По обе стороны крупные и быстро развивающиеся города Штайнфурт и Воссу, отец Дитрих из обоих призвал половину священников, теперь те постоянно ходят крестным ходом вокруг холма, а другие творят молитвы перед группами любопытствующих или встревоженных горожан, прибывших посмотреть, что здесь творится.
Сердце затрепетало, я задержал дыхание. На вершине холма, больше похожего на огромный каравай хлеба, грозно и страшно поднимается уже высокая, ярдов в пять, абсолютно белая глыба, грозно поблескивающая острыми гранями, по форме похожая на сильно удлиненную сосновую шишку из металла.
Охрана рассредоточена редкой цепью вокруг холма, но, к счастью, никто не ломится взглянуть на страшную вешь вблизи.
Священники медленно идут по кругу вокруг холма, все в темных плащах с надвинутыми на лица капюшонами.
Я подъехал ближе, поинтересовался с высоты седла:
— Святые отцы, я король Ричард, если еще не узнали.
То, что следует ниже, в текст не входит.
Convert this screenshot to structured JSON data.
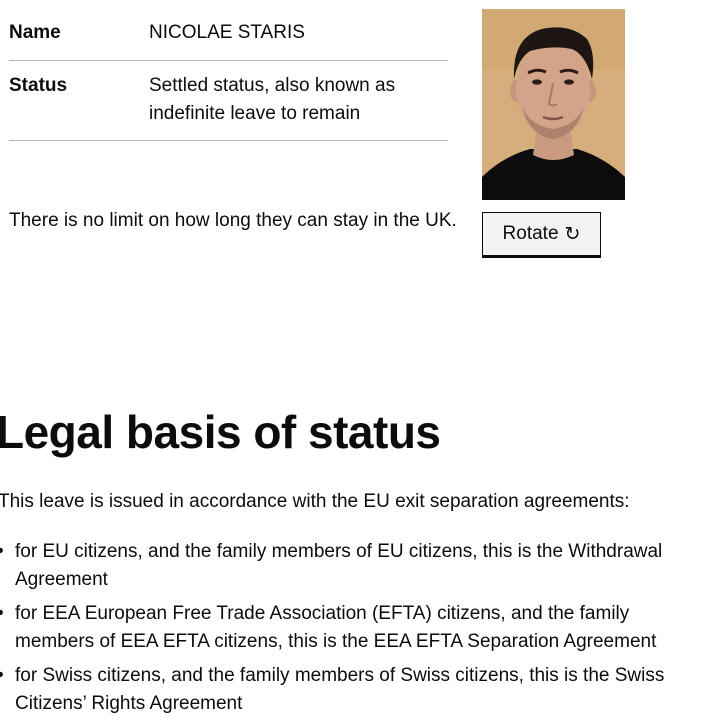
{
  "summary": {
    "name_key": "Name",
    "name_value": "NICOLAE STARIS",
    "status_key": "Status",
    "status_value": "Settled status, also known as indefinite leave to remain"
  },
  "stay_text": "There is no limit on how long they can stay in the UK.",
  "photo": {
    "icon": "person-photo",
    "background_color": "#d3ab78"
  },
  "rotate_button": {
    "label": "Rotate",
    "icon": "↻"
  },
  "legal": {
    "heading": "Legal basis of status",
    "intro": "This leave is issued in accordance with the EU exit separation agreements:",
    "bullet": "•",
    "items": [
      "for EU citizens, and the family members of EU citizens, this is the Withdrawal Agreement",
      "for EEA European Free Trade Association (EFTA) citizens, and the family members of EEA EFTA citizens, this is the EEA EFTA Separation Agreement",
      "for Swiss citizens, and the family members of Swiss citizens, this is the Swiss Citizens’ Rights Agreement"
    ]
  }
}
Мне нужно повидаться с отцом Дитрихом.
Священники меня проигнорировали, продолжая читать молитву, церковь выше любых королей, только один, помоложе, поднял голову, явно еще не проникся клановым духом.
— Ваше Величество, — ответил он почтительно и совсем юным голосом, — архиепископ Сен-Мари, прелат Его Святейшества, верховный инквизитор, примас всей Армландии, Турнедо, Варт Генца и Скарляндии, святой отец Дитрих сейчас в часовне…
Он указал взглядом на деревянную часовню, свеженькую, собранную наверняка воинами за пару часов.
«Молодец», — сказал я ему взглядом. И мне ответил, заслужив мой одобрительный и теперь уже королевский взгляд, и священникам показал, что он с ними, вон как щелкнул по носу этого королька, посмевшего назвать великого инквизитора всего лишь отцом Дитрихом.
Бобик ринулся к часовне, как только услышал сметливого священника, все понимает, толстомордик. Но вбежать туда не посмел, быстро запоминает наши тонкости этикета. А когда мы прибыли с арбогастром, уже сидит на широкой заднице и делает вид, что и живет здесь, а мы с конем какие-то понаехавшие.